On 16 November 2022, the Financial Stability Board (FSB) published its latest annual report on promoting financial stability.

The report, delivered to the G20 leaders ahead of their Bali Summit, describes the FSB’s work to promote global financial stability.

Among other things the report makes the following findings:

  • The outlook for financial stability is particularly challenging amidst high inflationary pressures, elevated debt levels, lower growth, and much tighter global financial conditions. So far, global financial markets have proved to be resilient. However, many authorities have limited policy space to intervene should a shock materialise.
  • Market turbulence could be amplified by still elevated valuations of some assets, forced sales from sudden unwinding of leveraged positions of non-bank financial institutions, and liquidity mismatches in some types of funds.
  • Accelerated digitalisation has improved efficiencies but also raised operational resilience issues, including cyber risks; dependence on BigTech and FinTech providers in some markets; and threats to the business models of traditional financial institutions.
  • The recent turmoil in crypto-asset markets has highlighted a number of vulnerabilities in the sector that are similar to those in traditional financial markets.
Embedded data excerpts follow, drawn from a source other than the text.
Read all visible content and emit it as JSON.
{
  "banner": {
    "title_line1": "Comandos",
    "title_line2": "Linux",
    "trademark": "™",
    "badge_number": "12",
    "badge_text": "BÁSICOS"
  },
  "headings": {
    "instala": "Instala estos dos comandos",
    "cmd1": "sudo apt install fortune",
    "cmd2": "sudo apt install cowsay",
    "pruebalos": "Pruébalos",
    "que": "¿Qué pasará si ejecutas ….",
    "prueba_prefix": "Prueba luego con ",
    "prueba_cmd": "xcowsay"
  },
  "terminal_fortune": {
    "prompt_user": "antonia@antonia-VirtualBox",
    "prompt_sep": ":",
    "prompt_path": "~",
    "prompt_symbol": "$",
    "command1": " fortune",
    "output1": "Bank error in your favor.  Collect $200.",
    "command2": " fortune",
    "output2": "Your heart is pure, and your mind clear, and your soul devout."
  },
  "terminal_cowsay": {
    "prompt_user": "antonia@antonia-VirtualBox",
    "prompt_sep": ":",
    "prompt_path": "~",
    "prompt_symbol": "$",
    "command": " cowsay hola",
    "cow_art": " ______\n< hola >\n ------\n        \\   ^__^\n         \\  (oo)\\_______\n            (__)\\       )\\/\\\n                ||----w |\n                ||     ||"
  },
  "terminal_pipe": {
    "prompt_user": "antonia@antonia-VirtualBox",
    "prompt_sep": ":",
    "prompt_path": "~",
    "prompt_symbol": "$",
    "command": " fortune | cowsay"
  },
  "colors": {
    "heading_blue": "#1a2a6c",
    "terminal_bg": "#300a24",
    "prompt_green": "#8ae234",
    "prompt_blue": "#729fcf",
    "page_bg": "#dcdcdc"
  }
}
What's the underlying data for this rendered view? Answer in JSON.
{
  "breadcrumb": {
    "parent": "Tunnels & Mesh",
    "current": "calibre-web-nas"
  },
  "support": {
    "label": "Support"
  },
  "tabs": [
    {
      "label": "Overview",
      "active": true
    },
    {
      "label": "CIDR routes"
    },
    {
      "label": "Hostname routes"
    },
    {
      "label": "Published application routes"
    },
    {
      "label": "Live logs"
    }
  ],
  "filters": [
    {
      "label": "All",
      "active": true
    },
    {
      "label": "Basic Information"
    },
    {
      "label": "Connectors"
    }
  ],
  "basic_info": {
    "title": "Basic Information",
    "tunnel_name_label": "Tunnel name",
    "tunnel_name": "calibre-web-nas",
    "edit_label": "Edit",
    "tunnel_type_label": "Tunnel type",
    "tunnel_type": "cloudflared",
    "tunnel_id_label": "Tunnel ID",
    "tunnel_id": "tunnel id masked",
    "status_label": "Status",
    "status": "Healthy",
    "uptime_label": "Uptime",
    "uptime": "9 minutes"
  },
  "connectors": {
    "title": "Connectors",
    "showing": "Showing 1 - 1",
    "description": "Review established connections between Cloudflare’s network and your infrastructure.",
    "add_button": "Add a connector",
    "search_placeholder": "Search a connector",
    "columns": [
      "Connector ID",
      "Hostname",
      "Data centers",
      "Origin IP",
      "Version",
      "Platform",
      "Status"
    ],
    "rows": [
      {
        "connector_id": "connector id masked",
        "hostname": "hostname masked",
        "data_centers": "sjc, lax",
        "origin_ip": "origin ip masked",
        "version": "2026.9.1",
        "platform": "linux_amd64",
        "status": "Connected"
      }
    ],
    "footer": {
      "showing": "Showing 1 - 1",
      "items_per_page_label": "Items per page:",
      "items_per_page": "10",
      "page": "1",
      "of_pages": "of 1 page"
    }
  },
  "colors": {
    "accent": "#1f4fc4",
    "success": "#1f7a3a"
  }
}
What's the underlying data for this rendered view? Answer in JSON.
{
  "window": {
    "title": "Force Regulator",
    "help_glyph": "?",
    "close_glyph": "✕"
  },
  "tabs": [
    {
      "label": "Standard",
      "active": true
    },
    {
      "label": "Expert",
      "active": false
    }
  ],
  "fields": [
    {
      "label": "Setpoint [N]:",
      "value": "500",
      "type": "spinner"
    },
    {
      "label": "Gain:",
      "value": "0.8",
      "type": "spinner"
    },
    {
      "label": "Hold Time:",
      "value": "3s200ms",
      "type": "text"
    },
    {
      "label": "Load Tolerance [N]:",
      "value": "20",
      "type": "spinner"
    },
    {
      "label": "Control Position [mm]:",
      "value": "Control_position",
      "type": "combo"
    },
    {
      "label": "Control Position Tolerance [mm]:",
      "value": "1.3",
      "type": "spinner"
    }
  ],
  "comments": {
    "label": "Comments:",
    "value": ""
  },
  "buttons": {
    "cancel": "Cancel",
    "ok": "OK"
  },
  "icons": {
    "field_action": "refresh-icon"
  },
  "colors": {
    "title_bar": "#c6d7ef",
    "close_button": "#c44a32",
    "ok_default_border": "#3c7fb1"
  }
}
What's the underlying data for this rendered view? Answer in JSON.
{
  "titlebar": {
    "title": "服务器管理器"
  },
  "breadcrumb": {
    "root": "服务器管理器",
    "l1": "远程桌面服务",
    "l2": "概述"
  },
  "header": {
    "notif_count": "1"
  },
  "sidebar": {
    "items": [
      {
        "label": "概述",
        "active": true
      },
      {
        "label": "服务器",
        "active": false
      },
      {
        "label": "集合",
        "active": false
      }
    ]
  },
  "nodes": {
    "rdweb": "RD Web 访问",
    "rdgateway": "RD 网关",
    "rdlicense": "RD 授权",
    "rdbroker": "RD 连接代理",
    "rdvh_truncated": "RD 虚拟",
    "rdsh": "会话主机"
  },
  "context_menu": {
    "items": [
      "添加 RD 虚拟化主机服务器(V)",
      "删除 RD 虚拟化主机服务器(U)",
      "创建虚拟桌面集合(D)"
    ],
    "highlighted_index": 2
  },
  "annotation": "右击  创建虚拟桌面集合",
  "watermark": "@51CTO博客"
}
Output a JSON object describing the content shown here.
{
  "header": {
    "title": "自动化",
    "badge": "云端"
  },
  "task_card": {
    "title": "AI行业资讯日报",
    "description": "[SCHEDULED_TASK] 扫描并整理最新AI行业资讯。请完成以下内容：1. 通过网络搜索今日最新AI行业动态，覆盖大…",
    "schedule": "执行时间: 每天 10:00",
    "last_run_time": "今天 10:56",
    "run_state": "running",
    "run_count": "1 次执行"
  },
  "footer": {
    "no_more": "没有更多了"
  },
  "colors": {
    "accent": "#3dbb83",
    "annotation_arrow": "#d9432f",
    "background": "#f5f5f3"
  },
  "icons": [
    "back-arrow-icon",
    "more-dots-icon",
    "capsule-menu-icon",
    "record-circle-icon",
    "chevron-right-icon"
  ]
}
Growing linkages between crypto-asset markets and the traditional financial system increase the risk of spillovers, though the few linkages to date have limited the degree of contagion.
  • The FSB has intensified monitoring of vulnerabilities and has continued support of international cooperation and coordination in the aftermath of COVID-19 and Russia’s invasion of Ukraine.
  • Exposure to climate risks is becoming more evident and recent climate events have shown the potential for non-linear effects.
  • Progress in implementing G20 reforms continues but remains uneven. For example, jurisdictions’ adoption of Basel III continues, though there is uneven progress in implementing the final reforms to the capital framework.
  • In the face of the current challenges for financial stability, timely and consistent implementation of G20 reforms remain as relevant as they were initially agreed.